Another opportunity for potential claimants to be heard is during mediation, which was the topic of a panel discussion at the Clinical Negligence Debate, featuring independent mediator Quentin Smith, as well as NHS Resolution partners Paul Balen, director of Trust Mediation, and Claire Petts, partner and head of UK healthcare team at Clyde & Co.
Mediation’s use to settle clinical negligence disputes is on the rise, with Balen noting a significant increase in mediations under the NHS Resolution scheme.
The upsides far outweigh the downsides, according to the panel, while providing the parties involved an opportunity to be heard that they might not otherwise have had.

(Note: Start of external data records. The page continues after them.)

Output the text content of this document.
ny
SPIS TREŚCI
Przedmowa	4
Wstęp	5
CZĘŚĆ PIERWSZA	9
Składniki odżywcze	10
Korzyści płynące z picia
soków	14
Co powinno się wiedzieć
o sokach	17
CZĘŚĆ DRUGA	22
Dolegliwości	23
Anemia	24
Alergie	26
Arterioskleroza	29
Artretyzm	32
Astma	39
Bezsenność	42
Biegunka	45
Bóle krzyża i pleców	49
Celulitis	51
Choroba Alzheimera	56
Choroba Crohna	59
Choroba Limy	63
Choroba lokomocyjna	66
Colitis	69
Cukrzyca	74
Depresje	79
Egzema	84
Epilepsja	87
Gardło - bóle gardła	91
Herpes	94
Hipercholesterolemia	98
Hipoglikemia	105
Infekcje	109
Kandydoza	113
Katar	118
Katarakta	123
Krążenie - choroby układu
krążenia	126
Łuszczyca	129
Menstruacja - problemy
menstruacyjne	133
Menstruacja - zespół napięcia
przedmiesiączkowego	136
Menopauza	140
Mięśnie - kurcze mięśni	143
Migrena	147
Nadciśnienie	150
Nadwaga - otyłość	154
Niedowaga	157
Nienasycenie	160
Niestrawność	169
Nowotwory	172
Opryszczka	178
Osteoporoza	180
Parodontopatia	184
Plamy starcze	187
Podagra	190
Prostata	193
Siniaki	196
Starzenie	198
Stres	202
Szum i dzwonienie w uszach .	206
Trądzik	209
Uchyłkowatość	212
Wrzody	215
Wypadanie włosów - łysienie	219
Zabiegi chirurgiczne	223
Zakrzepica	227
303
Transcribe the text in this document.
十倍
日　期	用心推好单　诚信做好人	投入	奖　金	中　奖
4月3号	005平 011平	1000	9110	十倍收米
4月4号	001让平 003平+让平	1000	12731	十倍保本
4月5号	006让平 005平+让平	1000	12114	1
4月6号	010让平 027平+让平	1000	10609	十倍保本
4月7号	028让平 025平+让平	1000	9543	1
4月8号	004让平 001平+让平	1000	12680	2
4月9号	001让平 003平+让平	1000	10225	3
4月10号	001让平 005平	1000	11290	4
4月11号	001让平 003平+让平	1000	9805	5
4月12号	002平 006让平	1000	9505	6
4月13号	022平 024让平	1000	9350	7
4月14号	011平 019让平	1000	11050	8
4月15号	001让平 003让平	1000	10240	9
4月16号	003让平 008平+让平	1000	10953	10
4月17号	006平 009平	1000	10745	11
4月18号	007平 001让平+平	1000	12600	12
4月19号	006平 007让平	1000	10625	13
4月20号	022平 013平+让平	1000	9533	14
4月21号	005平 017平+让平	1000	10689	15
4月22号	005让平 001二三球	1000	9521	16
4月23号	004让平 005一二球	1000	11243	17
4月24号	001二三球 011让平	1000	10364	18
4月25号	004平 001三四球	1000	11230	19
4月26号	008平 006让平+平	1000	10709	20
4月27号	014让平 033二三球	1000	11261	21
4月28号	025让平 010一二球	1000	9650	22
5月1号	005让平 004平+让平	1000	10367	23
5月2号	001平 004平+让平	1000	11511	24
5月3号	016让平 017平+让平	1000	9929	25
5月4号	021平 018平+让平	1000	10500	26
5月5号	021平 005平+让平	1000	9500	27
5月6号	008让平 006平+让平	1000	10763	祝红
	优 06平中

Smith pointed out that mediation is a tool in the kit rather than the only means to resolve disputes, and can be used to discuss and find a resolution to only one aspect. He said: “It’s about keeping one’s mind open to what can be achieved.”
Petts argued for greater use of mediation pre-action, and predicted there might be a compulsory requirement for some kind of alternative dispute resolution in clinical negligence in the future.
Elsewhere during the day, attendees were treated to an overview of the Civil Justice Council Clinical Negligence Fixed Costs Working Group’s recommendations on fixed recoverable costs in low-value clinical negligence claims, from Suzanne White, who sits on the executive committee of the Association of Personal Injury Lawyers and is head of the clinical negligence team at Leigh Day.
The recommendations are yet to be delivered, but White stressed that “patient safety has to be a part of the conversation” about fixed recoverable costs.
On the subject of reform, Howard Elgot, a barrister at Parklane Plowden Chambers, provided an update on the Civil Liability Act-mandated changes to the personal injury discount rate. The government closed its call for evidence on the subject at the end of January, with feedback expected soon.
Elgot said a decision on the level at which the discount rate will be set for the next three years has to be given by 7 August under the terms of the Civil Liability Act.
A panel discussion followed this update, with Mike McKenna, chair of the clinical negligence sector focus team at the Forum of Insurance Lawyers and a partner at Hill Dickinson, arguing that changes needed to be made to the discount rate, because the current -0.75% had extracted too much cost from an already underfunded NHS.
Stephen Webber, chairman of the Society of Clinical Injury Lawyers and head of the claimant division at Hugh James Solicitors, argued against the change from ‘very low’ risk investments for claimants’ damages to an assumption that they will select more risk than a very low level, but less risk than would ordinarily be accepted by a prudent and properly advised individual investor.
Webber is worried that this change will result in the most vulnerable claimants taking greater risks with their settlements.
The Clinical Negligence Debate, co-chaired by Emma Hallinan, director of claims policy and technical at the Medical Protection Society, and Peter Walsh, chief executive of Action against Medical Accidents, also featured presentations on expert witnesses, alternative solutions to clinical negligence cases and more.
Rebecca Fenton, managing director of Hayes Medicals, headline sponsor of the Clinical Negligence Debate, thanked everyone for attending the event. She added: “We hope you enjoyed the opportunity to meet up and share opinions. It was great to see so many people able to join us and partake in the debates, in particular the discussions around fixed recoverable costs, which continues to be a topic of great interest.”